TABLOLARLA SANATA YOLCULUK
Her köşesinde ünlü bir sanatçının eserini keşfetme şansı sunan otelde özellikle Fernando Botero’nun tablosu ve otelin bünyesindeki Spago İstanbul’un içerisinde yer alan Andy Warhol’un pop-art eserleri misafirlerin ilgi odağı oluyor.
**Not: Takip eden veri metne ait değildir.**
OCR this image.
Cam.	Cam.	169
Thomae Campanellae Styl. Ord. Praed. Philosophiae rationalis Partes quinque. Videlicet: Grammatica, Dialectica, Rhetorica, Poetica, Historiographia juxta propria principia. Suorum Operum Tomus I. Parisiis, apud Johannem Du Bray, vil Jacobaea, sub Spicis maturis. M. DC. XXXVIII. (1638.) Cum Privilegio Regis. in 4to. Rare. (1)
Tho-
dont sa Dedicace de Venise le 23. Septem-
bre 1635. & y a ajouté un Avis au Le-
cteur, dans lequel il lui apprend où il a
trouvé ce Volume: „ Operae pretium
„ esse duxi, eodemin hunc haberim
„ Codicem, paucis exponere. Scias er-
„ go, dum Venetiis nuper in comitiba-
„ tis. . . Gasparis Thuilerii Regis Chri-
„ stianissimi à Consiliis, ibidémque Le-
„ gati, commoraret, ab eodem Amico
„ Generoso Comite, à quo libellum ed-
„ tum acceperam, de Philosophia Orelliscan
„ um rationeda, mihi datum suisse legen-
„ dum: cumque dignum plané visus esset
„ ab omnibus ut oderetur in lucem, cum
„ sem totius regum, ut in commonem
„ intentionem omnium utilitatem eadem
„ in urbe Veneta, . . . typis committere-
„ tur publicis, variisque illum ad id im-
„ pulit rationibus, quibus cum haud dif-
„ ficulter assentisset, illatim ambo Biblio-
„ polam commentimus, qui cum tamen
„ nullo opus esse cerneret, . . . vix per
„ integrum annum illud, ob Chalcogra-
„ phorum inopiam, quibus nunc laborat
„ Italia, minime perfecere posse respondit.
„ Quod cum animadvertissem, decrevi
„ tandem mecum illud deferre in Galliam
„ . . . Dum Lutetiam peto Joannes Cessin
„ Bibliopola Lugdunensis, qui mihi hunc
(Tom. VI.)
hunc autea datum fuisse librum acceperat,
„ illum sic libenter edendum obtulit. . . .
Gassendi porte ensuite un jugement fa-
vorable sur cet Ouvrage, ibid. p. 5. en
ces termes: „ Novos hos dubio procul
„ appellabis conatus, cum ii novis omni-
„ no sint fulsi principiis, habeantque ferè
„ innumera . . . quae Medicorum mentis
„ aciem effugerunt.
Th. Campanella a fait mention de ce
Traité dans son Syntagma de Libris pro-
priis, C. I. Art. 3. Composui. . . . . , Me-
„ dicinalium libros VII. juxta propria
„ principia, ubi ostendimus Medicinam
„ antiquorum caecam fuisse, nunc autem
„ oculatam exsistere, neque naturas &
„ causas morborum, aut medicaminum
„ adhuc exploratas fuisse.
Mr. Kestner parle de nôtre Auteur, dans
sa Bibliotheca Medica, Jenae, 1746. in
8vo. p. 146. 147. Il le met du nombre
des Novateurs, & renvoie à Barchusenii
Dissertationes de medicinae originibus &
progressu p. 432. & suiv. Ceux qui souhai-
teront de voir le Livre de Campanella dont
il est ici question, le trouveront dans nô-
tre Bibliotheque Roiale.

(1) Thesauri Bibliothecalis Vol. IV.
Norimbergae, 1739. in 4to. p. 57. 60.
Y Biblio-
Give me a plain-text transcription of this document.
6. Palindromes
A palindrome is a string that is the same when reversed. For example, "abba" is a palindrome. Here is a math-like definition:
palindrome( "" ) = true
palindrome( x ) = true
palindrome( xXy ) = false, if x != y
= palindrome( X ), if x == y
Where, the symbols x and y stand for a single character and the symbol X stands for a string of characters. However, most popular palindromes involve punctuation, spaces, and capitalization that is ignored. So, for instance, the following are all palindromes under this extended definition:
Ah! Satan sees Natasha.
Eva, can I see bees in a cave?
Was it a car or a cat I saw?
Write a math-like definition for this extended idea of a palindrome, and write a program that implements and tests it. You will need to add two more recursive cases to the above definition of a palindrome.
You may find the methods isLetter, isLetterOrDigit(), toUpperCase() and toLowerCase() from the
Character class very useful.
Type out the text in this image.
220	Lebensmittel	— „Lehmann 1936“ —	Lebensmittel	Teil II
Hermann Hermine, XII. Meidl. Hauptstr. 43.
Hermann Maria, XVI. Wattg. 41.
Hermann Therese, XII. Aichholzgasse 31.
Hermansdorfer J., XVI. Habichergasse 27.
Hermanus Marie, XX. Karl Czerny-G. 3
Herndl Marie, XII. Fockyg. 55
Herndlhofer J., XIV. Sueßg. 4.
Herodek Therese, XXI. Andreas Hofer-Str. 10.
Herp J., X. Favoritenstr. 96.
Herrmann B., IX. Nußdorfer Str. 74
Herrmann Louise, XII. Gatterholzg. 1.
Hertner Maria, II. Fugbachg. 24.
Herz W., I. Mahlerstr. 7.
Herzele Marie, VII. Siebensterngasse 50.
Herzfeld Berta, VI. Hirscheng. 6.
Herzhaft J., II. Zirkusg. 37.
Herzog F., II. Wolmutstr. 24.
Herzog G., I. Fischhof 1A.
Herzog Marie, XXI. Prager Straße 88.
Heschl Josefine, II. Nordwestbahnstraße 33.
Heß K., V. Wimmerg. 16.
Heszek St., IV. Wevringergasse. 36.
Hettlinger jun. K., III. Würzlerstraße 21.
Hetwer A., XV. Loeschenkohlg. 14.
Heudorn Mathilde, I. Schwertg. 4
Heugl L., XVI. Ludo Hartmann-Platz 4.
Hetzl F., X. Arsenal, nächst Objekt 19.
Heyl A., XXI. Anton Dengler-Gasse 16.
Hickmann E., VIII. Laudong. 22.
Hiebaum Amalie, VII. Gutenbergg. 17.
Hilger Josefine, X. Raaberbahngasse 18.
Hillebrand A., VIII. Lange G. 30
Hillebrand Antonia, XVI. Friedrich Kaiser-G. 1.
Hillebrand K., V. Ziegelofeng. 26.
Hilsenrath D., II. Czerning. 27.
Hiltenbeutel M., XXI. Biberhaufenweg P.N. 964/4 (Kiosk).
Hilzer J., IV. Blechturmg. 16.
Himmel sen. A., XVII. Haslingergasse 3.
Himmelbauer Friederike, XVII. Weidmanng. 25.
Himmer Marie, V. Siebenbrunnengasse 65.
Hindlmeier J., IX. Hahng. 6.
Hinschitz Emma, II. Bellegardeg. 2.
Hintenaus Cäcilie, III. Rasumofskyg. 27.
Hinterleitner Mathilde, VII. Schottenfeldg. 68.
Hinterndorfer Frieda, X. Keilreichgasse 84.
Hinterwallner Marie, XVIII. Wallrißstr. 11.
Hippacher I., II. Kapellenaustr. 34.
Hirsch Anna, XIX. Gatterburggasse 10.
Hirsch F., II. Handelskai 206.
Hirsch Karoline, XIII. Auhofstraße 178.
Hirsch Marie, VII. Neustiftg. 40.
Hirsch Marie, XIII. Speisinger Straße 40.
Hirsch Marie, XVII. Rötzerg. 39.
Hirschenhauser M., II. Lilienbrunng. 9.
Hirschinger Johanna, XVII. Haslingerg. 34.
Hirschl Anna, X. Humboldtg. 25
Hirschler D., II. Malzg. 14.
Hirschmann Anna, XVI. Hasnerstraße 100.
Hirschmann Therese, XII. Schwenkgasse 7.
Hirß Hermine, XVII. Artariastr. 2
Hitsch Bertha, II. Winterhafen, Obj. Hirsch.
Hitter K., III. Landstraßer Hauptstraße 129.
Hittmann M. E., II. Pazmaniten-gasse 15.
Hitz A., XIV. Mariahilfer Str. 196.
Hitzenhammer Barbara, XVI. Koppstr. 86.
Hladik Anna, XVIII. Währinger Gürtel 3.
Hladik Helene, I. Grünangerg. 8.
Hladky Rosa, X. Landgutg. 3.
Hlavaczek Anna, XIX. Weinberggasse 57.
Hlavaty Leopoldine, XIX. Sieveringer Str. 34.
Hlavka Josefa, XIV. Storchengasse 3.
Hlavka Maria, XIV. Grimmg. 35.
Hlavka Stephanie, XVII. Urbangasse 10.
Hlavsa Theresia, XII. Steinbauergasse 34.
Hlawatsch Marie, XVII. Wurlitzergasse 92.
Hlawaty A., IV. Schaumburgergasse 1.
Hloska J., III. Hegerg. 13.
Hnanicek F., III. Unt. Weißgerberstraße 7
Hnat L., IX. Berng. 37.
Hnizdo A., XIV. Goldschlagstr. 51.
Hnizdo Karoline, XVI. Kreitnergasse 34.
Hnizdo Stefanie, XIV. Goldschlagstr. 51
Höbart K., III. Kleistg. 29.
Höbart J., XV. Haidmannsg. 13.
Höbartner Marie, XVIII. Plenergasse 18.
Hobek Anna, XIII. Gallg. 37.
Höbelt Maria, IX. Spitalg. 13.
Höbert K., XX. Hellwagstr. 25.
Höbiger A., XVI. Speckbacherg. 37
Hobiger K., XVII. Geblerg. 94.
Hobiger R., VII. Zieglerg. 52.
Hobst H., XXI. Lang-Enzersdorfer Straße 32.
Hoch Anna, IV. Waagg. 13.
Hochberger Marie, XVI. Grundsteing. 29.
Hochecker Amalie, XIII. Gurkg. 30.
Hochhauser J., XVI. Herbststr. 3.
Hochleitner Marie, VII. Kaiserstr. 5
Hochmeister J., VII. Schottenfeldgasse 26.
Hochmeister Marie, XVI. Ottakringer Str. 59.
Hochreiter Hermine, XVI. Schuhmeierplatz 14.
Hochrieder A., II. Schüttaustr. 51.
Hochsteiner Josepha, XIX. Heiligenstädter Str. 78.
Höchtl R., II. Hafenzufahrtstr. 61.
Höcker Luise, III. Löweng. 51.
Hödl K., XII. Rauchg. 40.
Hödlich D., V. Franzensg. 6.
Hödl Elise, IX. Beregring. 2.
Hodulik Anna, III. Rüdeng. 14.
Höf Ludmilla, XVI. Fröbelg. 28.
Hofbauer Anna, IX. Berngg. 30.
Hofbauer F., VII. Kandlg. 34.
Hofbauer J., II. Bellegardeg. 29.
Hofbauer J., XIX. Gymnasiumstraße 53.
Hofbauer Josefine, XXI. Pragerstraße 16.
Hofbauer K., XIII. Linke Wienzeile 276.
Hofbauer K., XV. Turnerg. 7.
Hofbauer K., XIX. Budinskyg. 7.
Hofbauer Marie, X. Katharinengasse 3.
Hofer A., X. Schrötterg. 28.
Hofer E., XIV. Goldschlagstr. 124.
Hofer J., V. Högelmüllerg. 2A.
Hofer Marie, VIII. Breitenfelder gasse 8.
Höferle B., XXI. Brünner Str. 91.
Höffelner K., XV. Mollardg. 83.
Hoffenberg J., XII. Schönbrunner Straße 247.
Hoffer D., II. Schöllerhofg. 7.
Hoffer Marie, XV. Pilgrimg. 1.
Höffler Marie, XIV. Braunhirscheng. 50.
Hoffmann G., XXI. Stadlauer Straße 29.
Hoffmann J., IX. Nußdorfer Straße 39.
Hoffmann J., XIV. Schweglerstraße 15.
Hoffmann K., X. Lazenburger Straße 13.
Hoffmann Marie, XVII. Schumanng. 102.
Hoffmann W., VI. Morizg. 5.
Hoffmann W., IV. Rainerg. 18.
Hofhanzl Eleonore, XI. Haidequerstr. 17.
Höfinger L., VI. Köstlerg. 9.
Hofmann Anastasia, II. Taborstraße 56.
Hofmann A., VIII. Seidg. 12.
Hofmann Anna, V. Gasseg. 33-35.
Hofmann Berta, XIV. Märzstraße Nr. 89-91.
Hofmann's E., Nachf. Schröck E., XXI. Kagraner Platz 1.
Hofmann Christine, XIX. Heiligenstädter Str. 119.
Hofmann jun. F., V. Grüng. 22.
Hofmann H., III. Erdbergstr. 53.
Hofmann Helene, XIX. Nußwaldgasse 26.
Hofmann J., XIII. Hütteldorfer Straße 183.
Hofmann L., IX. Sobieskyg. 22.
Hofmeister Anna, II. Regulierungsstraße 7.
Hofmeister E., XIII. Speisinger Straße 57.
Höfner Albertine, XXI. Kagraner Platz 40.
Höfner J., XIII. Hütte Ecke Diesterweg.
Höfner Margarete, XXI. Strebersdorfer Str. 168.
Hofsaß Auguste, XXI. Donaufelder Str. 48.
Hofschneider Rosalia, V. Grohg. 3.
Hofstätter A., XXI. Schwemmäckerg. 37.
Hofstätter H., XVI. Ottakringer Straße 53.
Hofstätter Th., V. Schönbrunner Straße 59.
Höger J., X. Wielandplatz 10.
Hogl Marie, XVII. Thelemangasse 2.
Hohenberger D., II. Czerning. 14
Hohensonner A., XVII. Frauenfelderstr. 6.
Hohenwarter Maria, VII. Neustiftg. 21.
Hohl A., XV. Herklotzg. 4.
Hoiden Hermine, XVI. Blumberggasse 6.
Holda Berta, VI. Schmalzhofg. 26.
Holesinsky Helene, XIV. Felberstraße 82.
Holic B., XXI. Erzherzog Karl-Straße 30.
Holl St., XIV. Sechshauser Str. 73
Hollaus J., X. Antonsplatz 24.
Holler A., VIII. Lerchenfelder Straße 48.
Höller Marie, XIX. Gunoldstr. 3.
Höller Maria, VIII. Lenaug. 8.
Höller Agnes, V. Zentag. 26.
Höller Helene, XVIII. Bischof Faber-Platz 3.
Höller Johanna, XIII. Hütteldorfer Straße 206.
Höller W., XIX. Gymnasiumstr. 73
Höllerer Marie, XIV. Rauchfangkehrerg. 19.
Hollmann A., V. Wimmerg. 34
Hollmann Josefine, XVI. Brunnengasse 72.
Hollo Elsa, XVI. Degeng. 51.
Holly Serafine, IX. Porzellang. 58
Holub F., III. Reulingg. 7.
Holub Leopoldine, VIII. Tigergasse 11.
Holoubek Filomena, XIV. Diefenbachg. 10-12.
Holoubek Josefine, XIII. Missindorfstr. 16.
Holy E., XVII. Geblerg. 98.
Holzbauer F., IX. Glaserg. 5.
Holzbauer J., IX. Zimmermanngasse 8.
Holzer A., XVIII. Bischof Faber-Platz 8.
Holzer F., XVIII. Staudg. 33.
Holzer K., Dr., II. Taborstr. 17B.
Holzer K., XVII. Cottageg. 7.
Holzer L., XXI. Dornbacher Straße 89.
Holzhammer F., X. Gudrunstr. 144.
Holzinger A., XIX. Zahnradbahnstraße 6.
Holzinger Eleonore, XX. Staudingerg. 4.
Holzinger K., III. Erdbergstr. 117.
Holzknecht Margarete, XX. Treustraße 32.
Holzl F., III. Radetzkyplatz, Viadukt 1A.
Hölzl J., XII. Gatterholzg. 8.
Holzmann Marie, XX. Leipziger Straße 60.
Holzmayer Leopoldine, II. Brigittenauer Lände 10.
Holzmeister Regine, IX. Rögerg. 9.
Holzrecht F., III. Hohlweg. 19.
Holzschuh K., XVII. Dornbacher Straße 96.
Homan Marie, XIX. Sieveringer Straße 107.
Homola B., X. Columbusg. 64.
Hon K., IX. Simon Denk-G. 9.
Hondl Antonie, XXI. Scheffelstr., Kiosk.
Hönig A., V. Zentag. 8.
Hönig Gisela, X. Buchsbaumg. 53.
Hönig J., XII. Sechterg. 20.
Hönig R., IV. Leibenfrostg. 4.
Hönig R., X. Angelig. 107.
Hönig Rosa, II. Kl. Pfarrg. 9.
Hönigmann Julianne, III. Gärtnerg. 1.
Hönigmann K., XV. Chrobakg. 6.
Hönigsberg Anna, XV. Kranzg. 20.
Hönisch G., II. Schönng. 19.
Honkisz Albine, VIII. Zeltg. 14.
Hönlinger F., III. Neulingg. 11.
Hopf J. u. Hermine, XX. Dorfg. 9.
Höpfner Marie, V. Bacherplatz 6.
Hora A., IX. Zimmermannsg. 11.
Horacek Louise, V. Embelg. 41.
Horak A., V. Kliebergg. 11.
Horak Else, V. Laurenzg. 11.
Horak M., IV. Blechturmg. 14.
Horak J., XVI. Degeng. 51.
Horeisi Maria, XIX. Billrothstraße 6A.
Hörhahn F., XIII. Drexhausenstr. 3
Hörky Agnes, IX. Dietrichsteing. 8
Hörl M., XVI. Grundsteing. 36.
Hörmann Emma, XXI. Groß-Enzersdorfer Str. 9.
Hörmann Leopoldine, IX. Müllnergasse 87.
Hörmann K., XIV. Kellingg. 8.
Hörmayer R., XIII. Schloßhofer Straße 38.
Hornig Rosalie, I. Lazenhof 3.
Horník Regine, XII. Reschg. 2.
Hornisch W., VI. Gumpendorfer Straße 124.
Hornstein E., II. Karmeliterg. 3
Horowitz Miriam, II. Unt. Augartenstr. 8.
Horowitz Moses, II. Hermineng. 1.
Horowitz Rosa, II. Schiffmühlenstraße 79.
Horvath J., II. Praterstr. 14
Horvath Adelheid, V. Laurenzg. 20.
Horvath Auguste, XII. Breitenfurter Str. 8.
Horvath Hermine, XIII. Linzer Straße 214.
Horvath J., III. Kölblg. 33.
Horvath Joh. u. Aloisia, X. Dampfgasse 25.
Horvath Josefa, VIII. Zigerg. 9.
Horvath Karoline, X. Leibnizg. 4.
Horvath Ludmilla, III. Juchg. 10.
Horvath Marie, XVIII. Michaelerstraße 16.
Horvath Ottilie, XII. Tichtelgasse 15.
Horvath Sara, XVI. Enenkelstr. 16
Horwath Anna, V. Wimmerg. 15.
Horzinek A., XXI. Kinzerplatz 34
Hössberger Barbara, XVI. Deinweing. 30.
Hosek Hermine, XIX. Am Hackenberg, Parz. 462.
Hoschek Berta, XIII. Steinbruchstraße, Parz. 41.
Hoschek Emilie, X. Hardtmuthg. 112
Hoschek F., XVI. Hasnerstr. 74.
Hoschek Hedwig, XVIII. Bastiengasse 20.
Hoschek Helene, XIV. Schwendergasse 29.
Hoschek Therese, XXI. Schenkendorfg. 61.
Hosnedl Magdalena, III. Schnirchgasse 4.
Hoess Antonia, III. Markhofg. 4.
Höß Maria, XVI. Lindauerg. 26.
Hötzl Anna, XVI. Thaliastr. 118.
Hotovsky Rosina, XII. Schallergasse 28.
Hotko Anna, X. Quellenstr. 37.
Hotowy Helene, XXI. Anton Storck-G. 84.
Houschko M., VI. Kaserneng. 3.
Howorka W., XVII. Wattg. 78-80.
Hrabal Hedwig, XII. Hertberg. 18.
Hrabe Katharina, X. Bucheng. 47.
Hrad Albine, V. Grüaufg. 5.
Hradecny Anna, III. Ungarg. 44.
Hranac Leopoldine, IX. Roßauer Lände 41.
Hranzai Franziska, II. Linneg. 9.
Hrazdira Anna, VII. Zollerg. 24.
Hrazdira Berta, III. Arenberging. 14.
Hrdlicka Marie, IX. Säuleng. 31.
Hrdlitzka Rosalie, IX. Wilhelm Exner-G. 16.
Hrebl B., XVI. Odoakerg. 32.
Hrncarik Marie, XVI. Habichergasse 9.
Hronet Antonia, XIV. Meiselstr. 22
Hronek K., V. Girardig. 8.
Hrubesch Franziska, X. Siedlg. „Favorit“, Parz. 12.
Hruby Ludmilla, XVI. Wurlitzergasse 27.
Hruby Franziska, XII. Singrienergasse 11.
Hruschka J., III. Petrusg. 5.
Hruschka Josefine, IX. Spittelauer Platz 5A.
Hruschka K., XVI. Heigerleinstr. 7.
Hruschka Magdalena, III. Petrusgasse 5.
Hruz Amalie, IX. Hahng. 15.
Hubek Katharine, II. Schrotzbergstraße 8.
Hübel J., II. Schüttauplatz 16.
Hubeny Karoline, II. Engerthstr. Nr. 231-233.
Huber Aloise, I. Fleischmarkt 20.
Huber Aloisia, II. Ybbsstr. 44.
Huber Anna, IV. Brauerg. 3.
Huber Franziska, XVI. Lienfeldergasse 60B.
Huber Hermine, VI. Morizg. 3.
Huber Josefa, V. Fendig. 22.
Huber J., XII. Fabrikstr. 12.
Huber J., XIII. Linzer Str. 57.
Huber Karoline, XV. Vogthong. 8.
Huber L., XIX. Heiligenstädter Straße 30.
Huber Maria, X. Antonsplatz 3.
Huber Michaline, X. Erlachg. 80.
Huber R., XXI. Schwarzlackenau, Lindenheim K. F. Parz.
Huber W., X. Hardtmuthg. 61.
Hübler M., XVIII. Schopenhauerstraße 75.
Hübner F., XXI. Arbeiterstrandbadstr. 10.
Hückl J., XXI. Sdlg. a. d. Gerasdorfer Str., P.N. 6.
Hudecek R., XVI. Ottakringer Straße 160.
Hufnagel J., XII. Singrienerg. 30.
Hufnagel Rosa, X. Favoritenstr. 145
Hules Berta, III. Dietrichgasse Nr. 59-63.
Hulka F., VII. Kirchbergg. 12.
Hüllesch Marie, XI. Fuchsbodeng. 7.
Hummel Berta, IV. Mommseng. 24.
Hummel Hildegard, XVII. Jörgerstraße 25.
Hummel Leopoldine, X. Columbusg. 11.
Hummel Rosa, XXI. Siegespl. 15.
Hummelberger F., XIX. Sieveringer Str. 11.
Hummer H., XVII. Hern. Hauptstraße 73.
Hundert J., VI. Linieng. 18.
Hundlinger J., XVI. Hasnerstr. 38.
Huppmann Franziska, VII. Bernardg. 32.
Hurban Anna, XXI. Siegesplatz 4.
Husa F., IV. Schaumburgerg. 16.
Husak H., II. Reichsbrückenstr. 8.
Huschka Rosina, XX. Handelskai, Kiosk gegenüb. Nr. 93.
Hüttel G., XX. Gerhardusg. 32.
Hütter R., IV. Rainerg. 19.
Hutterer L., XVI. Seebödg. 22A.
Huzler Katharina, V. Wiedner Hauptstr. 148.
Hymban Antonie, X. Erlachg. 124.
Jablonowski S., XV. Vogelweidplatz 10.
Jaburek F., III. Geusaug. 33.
MUTFAKTA ‘ÇİFLİKTEN MASAYA’ FELSEFESİ
St. Regis İstanbul, Nişantaşı’nın keyifli restoranlarından Spago İstanbul ve St. Regis Brasserie ile de müşterilerini keyifli anlar yaşatıyor. Gastronomi dünyasının öncülerinden biri olarak lider konumunu koruyan; mutfak sanatları, servis ve stil açısından trendleri belirleyen Spago’nun Amerika dışındaki ilk uluslararası restoranı olan Spago İstanbul, ünlü şef Wolfgang Puck’ın “çiftlikten masaya” felsefesini yansıtan menüsü ile şehre yepyeni bir lezzet kültürü getiriyor. Kısa zamanda Nişantaşı sakinlerinin ve tüm İstanbulluların buluşma noktası haline gelen St. Regis Brasserie ise ödüllü şef Özgür Üstün’ün yönetimindeki Türk ve Fransız mutfağını harmanlayan lezzetleriyle misafirlerini gastronomik bir serüvene davet ediyor.
EZBERLERİ BOZAN BİR SPA
St. Regis markasının seçkin köklerinden doğan ve sadece St. Regis’e özgü bir marka olan Iridium SPA da su seslerinin eşlik ettiği görkemli ve huzurlu ambiyansıyla ezberleri bozarak misafirlerine beklentilerin ötesinde deneyimler yaşatıyor.